Frequencies. For any software product, any of the attributes of the user set is in fact a distribution, with many possible values, each with its own frequency. How is the architect to arrive at these frequencies? Surveying this ill-defined population is a dubious and costly proposition. Over the years I have become convinced that an architect should guess, or, if you prefer, postulate, a complete set of attributes and values with their frequencies, in order to develop a complete, explicit, and shared description of the user set. Write down explicit guesses for the attributes of the user set. It is far better to be explicit and wrong than to be vague.

User power versus ease of use. One of the hardest issues facing software architects is exactly how to balance user power versus ease of use.

Incremental transition from novice to power user.

Information hiding is the only way of raising the level of software design.

People Are Everything (Well, Almost Everything) The quality of the people on a project, and their org and management, are much more important factors in success than are the tools they use or the technical approaches they take.

The Power of giving Up Power Creativity comes from individuals and not from structures or processes, then a central question facing the software manager is how to design structure and process so as to enhance, rather than inhibit, creativity and initiative.

The Principle of Subsidiary Function teaches us that the center will gain in authority and effectiveness if the freedom and responsibility of the lower formations are carefully preserved, with the result that the org as a whole will be happier and more prosperous.

How can such a structure be achieved? That large org will consist of many semi-autonomous units, which we may call quasi-firms. Each of them will have a large amount of freedom, to give the greatest possible chance to creativity and entrepreneurship. Each quasi-firm must have both a profit and loss account, and a blacken sheet.

The key thrust was delegating power down. It was like magic! Improved quality, productivity, morale. We have small teams, with no central control. The teams own the process, but they have to have one. They have many different processes. They women the schedule, but they feel the pressure of the market. This pressure causes them to reach for tools on their own.
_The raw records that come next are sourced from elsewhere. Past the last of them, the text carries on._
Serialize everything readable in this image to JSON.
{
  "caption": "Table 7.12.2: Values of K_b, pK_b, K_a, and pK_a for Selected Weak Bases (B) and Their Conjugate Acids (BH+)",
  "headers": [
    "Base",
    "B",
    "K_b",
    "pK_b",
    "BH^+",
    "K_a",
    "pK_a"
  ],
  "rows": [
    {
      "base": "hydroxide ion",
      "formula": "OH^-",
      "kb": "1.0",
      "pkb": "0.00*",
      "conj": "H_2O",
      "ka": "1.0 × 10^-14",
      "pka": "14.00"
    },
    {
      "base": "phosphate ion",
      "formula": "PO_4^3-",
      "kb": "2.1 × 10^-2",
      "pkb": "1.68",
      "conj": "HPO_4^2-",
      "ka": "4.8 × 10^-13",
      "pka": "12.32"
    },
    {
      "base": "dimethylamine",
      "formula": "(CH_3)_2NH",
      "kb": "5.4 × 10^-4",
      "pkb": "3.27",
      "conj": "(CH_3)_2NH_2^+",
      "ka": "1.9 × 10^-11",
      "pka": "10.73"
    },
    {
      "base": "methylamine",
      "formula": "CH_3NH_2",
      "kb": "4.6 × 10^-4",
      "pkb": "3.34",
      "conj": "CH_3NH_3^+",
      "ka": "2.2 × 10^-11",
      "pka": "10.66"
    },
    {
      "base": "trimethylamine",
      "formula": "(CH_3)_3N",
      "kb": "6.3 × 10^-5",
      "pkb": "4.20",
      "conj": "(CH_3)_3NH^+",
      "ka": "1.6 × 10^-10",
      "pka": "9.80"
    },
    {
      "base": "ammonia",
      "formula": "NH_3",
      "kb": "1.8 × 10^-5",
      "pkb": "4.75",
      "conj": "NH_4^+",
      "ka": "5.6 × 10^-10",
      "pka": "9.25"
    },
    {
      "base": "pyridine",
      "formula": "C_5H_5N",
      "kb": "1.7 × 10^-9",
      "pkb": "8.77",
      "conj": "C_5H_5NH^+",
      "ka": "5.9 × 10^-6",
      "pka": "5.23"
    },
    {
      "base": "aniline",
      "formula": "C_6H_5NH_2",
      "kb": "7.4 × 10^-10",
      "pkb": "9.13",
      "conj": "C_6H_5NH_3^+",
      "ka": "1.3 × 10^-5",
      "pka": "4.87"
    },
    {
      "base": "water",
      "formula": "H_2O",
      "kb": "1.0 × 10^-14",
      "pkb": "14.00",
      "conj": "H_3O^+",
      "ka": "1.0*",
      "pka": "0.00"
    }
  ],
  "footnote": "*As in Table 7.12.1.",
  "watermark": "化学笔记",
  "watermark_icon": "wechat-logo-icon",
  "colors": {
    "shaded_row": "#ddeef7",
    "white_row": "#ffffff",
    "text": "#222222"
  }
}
After all, software engineering, like chemical engineering, is concerned with the nonlinear problems of scaling up into industrial-scale processes.
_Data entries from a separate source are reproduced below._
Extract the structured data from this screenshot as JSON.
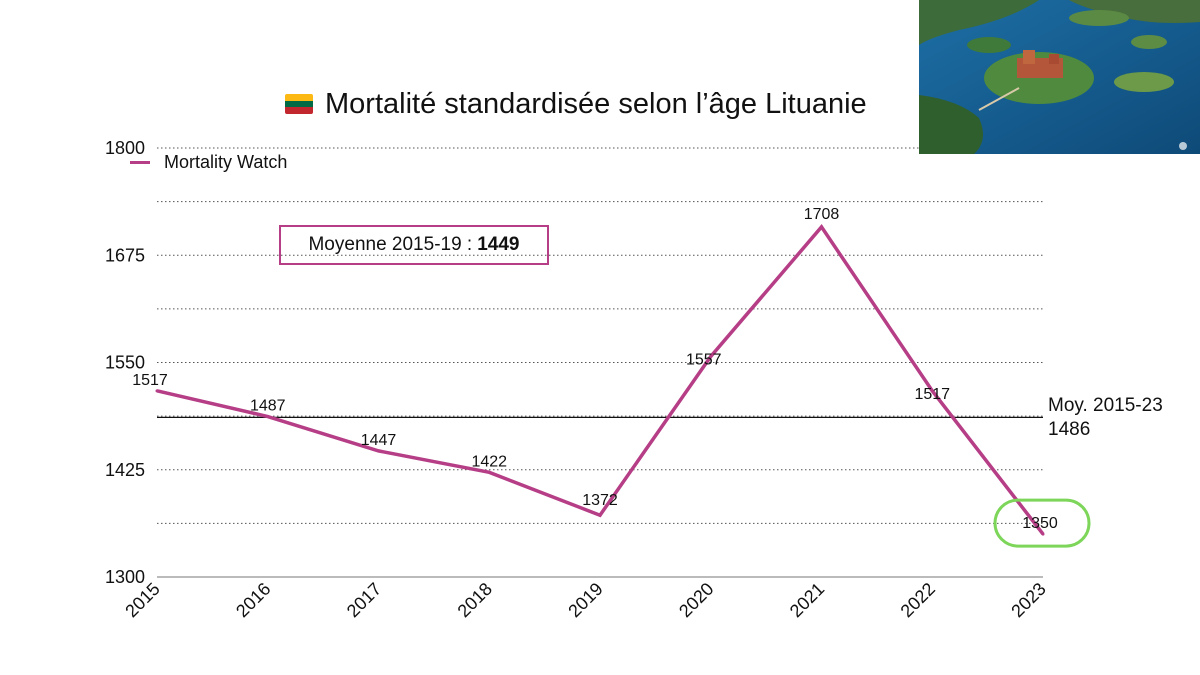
{
  "header": {
    "title": "Mortalité standardisée selon l’âge Lituanie",
    "flag_colors": [
      "#FDB913",
      "#006A44",
      "#C1272D"
    ],
    "photo_icon": "aerial-photo-trakai-castle"
  },
  "annotation": {
    "avg_label": "Moyenne 2015-19 :",
    "avg_value": "1449"
  },
  "reference": {
    "label": "Moy. 2015-23",
    "value": "1486",
    "y": 1486
  },
  "chart_data": {
    "type": "line",
    "x": [
      "2015",
      "2016",
      "2017",
      "2018",
      "2019",
      "2020",
      "2021",
      "2022",
      "2023"
    ],
    "series": [
      {
        "name": "Mortality Watch",
        "values": [
          1517,
          1487,
          1447,
          1422,
          1372,
          1557,
          1708,
          1517,
          1350
        ],
        "labels": [
          "1517",
          "1487",
          "1447",
          "1422",
          "1372",
          "1557",
          "1708",
          "1517",
          "1350"
        ],
        "color": "#b63e86"
      }
    ],
    "ylim": [
      1300,
      1800
    ],
    "yticks": [
      1300,
      1425,
      1550,
      1675,
      1800
    ],
    "xlabel": "",
    "ylabel": "",
    "grid": "dotted",
    "legend": "top-left",
    "highlight_color": "#7dd65a",
    "highlighted_point": "2023"
  }
}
This chapter summarize many of the changes and learnings 20 years after the initial release of the book, a lot of takeaways.

  1. I am also convinced that the conceptual integrity and a centralized understanding of the product is key to the ease of use for the product. The concept should be crisp, and the design principles should be practiced in designing every piece of the software. Every tradeoff should be made based on the concept.
  2. Understand the target audience is key to success. Note it is not to rely on the target audiences to tell you what to do, it is to understand who are your target audience and understand their asks — but don’t just do what they want, understand what they need, and the rationale behind their wants.
  3. I am getting convinced on the idea about frequencies…and the architect is expected to guess/postulate the attributes of their products, not based on surveys. Of course, you need a good architect, that is the pre-requisite to everything (almost everything).
  4. People are everything…people are absolutely everything. I would further argue the leadership team is close to everything. You can have a B+ team and an A+ leadership to gradually grow that B+ team to an A team. If you have an A+ team, but with a B+ leadership, you end up with a team of B+. The A+ members either quit or become demotivated and devolved into B+.